Über zivilisatorische Meilensteine

Hurra! ruft Afrika

Mit zehn Cent pro Becher Funkhaus-Automatenkaffee kann man Unternehmen fördern, die zu Kaffeebauern weniger niederträchtig sind, als politische Wahlwerbung im Herzen Europas mitunter sein darf. Wie kann das sein?

"Nazianalratswahlen". Mein Schreibprogramm gibt vor, dieses Wort zu kennen. Mir persönlich gefiele "Nationalratz" besser. Das Schreibprogramm lässt jedoch nicht mit sich reden. Es akzeptiert zwar auch den Nationalratz, aber der Nazianalrat ist ihm entschieden lieber. Mir ist das zu ordinär. Ich schau' auch fast keine Plakatwerbungen mehr an.

Tochter H. interessierte sich kürzlich: "Wie heißt noch einmal der blöde Mann, der immer so 'Tscho-tscho-tscho’ sagt?" Mir fielen gleich wieder die Wahlplakate ein. (Es ist gut, es ist wichtig, dass manche Dinge sich nicht verändern. Das zum Deppert sein unabdingbare Reptiliengehirn des Menschen würde sonst verkümmern. Es gehört gefüttert. Es wird gefüttert.)

Ich war einmal zwölf und ich war einmal dreizehn, da waren die Schlimmen die Coolen, und die Schlimmen liebäugelten mit nationalsozialistischem, faschistischem, rassistischem, ausländerfeindlichem Gedankengut. Die anderen von der Sozialistischen Jugend waren so komisch gut angezogen und trotzdem völlig schmuddelig, sprachen in ganzen Sätzen und wirkten also unerhört gebildet. Ich hatte mit zwölf und ich hatte mit dreizehn eher Freunde aus der ersteren Neigungsgruppe. Das war immer aufregend. Sachen kaputtmachen. Auf irgendwen hinschimpfen. Alle Ausländer hassen.

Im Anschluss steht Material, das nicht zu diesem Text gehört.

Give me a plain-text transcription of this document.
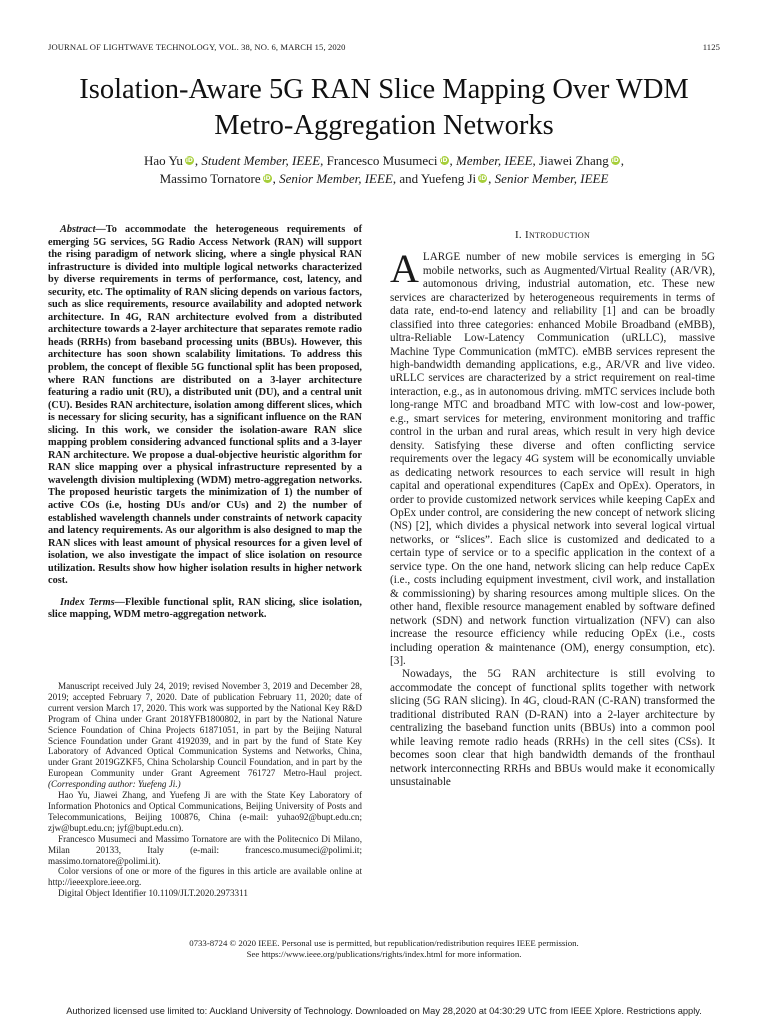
JOURNAL OF LIGHTWAVE TECHNOLOGY, VOL. 38, NO. 6, MARCH 15, 2020	1125
Isolation-Aware 5G RAN Slice Mapping Over WDM
Metro-Aggregation Networks
Hao Yu iD , Student Member, IEEE, Francesco Musumeci iD , Member, IEEE, Jiawei Zhang iD ,
Massimo Tornatore iD , Senior Member, IEEE, and Yuefeng Ji iD , Senior Member, IEEE

Abstract—To accommodate the heterogeneous requirements of emerging 5G services, 5G Radio Access Network (RAN) will support the rising paradigm of network slicing, where a single physical RAN infrastructure is divided into multiple logical networks characterized by diverse requirements in terms of performance, cost, latency, and security, etc. The optimality of RAN slicing depends on various factors, such as slice requirements, resource availability and adopted network architecture. In 4G, RAN architecture evolved from a distributed architecture towards a 2-layer architecture that separates remote radio heads (RRHs) from baseband processing units (BBUs). However, this architecture has soon shown scalability limitations. To address this problem, the concept of flexible 5G functional split has been proposed, where RAN functions are distributed on a 3-layer architecture featuring a radio unit (RU), a distributed unit (DU), and a central unit (CU). Besides RAN architecture, isolation among different slices, which is necessary for slicing security, has a significant influence on the RAN slicing. In this work, we consider the isolation-aware RAN slice mapping problem considering advanced functional splits and a 3-layer RAN architecture. We propose a dual-objective heuristic algorithm for RAN slice mapping over a physical infrastructure represented by a wavelength division multiplexing (WDM) metro-aggregation networks. The proposed heuristic targets the minimization of 1) the number of active COs (i.e, hosting DUs and/or CUs) and 2) the number of established wavelength channels under constraints of network capacity and latency requirements. As our algorithm is also designed to map the RAN slices with least amount of physical resources for a given level of isolation, we also investigate the impact of slice isolation on resource utilization. Results show how higher isolation results in higher network cost.

Index Terms—Flexible functional split, RAN slicing, slice isolation, slice mapping, WDM metro-aggregation network.

Manuscript received July 24, 2019; revised November 3, 2019 and December 28, 2019; accepted February 7, 2020. Date of publication February 11, 2020; date of current version March 17, 2020. This work was supported by the National Key R&D Program of China under Grant 2018YFB1800802, in part by the National Nature Science Foundation of China Projects 61871051, in part by the Beijing Natural Science Foundation under Grant 4192039, and in part by the fund of State Key Laboratory of Advanced Optical Communication Systems and Networks, China, under Grant 2019GZKF5, China Scholarship Council Foundation, and in part by the European Community under Grant Agreement 761727 Metro-Haul project. (Corresponding author: Yuefeng Ji.)

Hao Yu, Jiawei Zhang, and Yuefeng Ji are with the State Key Laboratory of Information Photonics and Optical Communications, Beijing University of Posts and Telecommunications, Beijing 100876, China (e-mail: yuhao92@bupt.edu.cn; zjw@bupt.edu.cn; jyf@bupt.edu.cn).

Francesco Musumeci and Massimo Tornatore are with the Politecnico Di Milano, Milan 20133, Italy (e-mail: francesco.musumeci@polimi.it; massimo.tornatore@polimi.it).

Color versions of one or more of the figures in this article are available online at http://ieeexplore.ieee.org.

Digital Object Identifier 10.1109/JLT.2020.2973311

I. Introduction

ALARGE number of new mobile services is emerging in 5G mobile networks, such as Augmented/Virtual Reality (AR/VR), automonous driving, industrial automation, etc. These new services are characterized by heterogeneous requirements in terms of data rate, end-to-end latency and reliability [1] and can be broadly classified into three categories: enhanced Mobile Broadband (eMBB), ultra-Reliable Low-Latency Communication (uRLLC), massive Machine Type Communication (mMTC). eMBB services represent the high-bandwidth demanding applications, e.g., AR/VR and live video. uRLLC services are characterized by a strict requirement on real-time interaction, e.g., as in autonomous driving. mMTC services include both long-range MTC and broadband MTC with low-cost and low-power, e.g., smart services for metering, environment monitoring and traffic control in the urban and rural areas, which result in very high device density. Satisfying these diverse and often conflicting service requirements over the legacy 4G system will be economically unviable as dedicating network resources to each service will result in high capital and operational expenditures (CapEx and OpEx). Operators, in order to provide customized network services while keeping CapEx and OpEx under control, are considering the new concept of network slicing (NS) [2], which divides a physical network into several logical virtual networks, or “slices”. Each slice is customized and dedicated to a certain type of service or to a specific application in the context of a service type. On the one hand, network slicing can help reduce CapEx (i.e., costs including equipment investment, civil work, and installation & commissioning) by sharing resources among multiple slices. On the other hand, flexible resource management enabled by software defined network (SDN) and network function virtualization (NFV) can also increase the resource efficiency while reducing OpEx (i.e., costs including operation & maintenance (OM), energy consumption, etc). [3].

Nowadays, the 5G RAN architecture is still evolving to accommodate the concept of functional splits together with network slicing (5G RAN slicing). In 4G, cloud-RAN (C-RAN) transformed the traditional distributed RAN (D-RAN) into a 2-layer architecture by centralizing the baseband function units (BBUs) into a common pool while leaving remote radio heads (RRHs) in the cell sites (CSs). It becomes soon clear that high bandwidth demands of the fronthaul network interconnecting RRHs and BBUs would make it economically unsustainable

0733-8724 © 2020 IEEE. Personal use is permitted, but republication/redistribution requires IEEE permission.
See https://www.ieee.org/publications/rights/index.html for more information.
Authorized licensed use limited to: Auckland University of Technology. Downloaded on May 28,2020 at 04:30:29 UTC from IEEE Xplore. Restrictions apply.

Mit vierzehn war der Spuk vorbei. Ich hatte M. kennen gelernt, er wurde mein bester Freund, und wir flötzten reifen Damen die Hüte von den Köpfchen. Flötzen ist ein Ausdruck, den ich nur in Wien gehört habe, er ist degoutant und meint das druckvolle Blasen eines im besten Falle harten kleinen Gegenstands durch ein aufgrund seiner Dicke und Länge dazu geeignetes Rohr. Schlimm war ich nun selbst, und es tat gut, die violett-weißen Häupter leuchten zu sehen.

Irgendwann endet auch des dümmsten Zeitgenossen Dummheit. Die meine hat sich weitgehend verflüchtigt, ich bin heute voll der Weisheit und des Edelmuts, ich hasse kaum noch und ich flötze viel weniger. Dennoch ist die Aussage von "irgendwann" bis "Dummheit" eine Falschaussage. Desgleichen wäre es falsch zu behaupten, allfällig verbliebene Dummheit verhindere einen sozialen Aufstieg bis in die hohe Politik! Mit Dummheit meine ich übrigens die Eigenschaft, ein Arschloch zu sein.

Tochter H. hatte einige Tage vor oben erwähnten Frage an ihre Mutter im Fernsehen Adolf Hitler sprechen gesehen.

Ein über alle Ufer tretendes Hurra überschwemmt - by the way - zurzeit den vierten Bezirk und Afrika. Im Funkhaus haben wir jetzt einen neuen Kaffeeautomaten. Man kann wählen zwischen Fair-Trade-Kaffeepulver mit warmem Wasser einerseits und frisch gemahlenem, mit heißem Wasser zubereitetem, aber unfair gehandeltem Kaffee andererseits. Letzterer ist dafür um zehn Cent billiger.

Der anständige Kaffeetrinker steht vor einer schwierigen Entscheidung. Wie so oft, seit es Fair Trade gibt. Ich frage Kollegin K., was sie von unserem Neuzugang hält. Sie meint, dass man immerhin an Fair Trade erinnert wird. Ich füge hinzu: Dass es teuer ist und scheiße schmeckt.

Der anständige Kaffeetrinker tut einen klaren Schritt zur Seite. Das Fundament des redlichen Agierens, angeätzt und aufgeweicht durch die rasant vertrocknenden Ozeane der Lohnarbeit, wird zu Pulver aus Dritte-Welt-Kaffee.

Hurra! ruft jetzt Afrika.

Ich entgegne: Sehr hurra. Dann drücke ich auf "Fair Trade Cappuccino" und blicke traurig, aber gelangweilt drein. "In Wien gibt es so viel Prozent mehr oder minder bekennende AusländerfeindInnen, RassistInnen und so fort, wie der Fair-Trade-Cappuccino teurer ist als der bessere Kaffee", denke ich und trage den Becher Fairness zum Lokus.